The watershed around Bristol Bay supports the largest salmon sockeye fishery in the world, according to the EPA, with an average run size of more than 1.3 million. It also supports a 160,000 average run size of chinook salmon, the assessment determined.
The bay is teeming with all five Pacific salmon species. The EPA’s assessment determined a large-scale mining operation would cause losses to spawning and rearing habitat for multiple species of fish and would diminish wetlands and habitat.
Veerhusen and Blakey, another member of Commercial Fishermen for Bristol Bay, spoke to the crowd about implementing specific policy to protect the region and putting pressure on politicians and the Obama administration.
The group is urging the EPA to take authority on the issue and enact a 404(c), a pre-emptive move that would veto permits and applications for the Pebble Mine.
“We are requesting this pre-emptive 404(c) because this is a creating a chilling effect on the economy up in Bristol Bay right now,” said Veerhusen. “This is creating uncertainty for a business that is currently thriving.”
“Politicians for the most part won’t listen to a long-term philosophical story about how in the future we’re going to need more fish and more clean water,” said Blakey. “Our job is to consolidate that idea that the fish are more valuable into a package that politicians can understand and agree with.”
The group is targeting specific politicians in districts with stakeholders and contacting those affected to make their voices heard.

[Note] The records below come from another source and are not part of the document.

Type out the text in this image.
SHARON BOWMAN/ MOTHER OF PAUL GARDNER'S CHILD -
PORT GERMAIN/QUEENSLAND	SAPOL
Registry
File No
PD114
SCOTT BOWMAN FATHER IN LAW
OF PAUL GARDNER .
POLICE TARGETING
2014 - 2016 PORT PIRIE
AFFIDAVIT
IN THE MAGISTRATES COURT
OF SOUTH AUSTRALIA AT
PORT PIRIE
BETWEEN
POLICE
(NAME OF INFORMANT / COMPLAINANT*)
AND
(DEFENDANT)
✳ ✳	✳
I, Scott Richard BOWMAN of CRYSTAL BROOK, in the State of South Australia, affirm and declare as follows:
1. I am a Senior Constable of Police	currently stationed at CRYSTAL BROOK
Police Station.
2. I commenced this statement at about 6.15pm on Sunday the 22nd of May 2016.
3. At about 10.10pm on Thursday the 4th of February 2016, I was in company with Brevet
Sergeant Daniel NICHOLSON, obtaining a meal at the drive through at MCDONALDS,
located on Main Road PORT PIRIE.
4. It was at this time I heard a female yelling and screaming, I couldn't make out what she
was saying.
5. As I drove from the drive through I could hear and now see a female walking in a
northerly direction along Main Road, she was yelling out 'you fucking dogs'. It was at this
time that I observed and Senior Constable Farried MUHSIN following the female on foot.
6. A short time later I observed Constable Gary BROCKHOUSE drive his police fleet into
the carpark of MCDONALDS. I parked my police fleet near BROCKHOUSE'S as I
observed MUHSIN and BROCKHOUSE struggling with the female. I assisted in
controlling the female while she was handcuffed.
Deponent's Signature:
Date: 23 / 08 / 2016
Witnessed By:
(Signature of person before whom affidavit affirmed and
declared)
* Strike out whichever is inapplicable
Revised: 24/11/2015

“We want to put pressure on the administration and the EPA,” said Blakey.
The EPA assessment was up for public comment until July 2012. It then went into a peer-review process and a final assessment will be released later this year, said Veerhusen.
Friday’s poetry reading at Clemente’s Restaurant was part of a silent auction, with proceeds going to opposition efforts. The restaurant donated 15 percent of sales to Trout Unlimited, a nonprofit organization fighting to keep mining out of the region.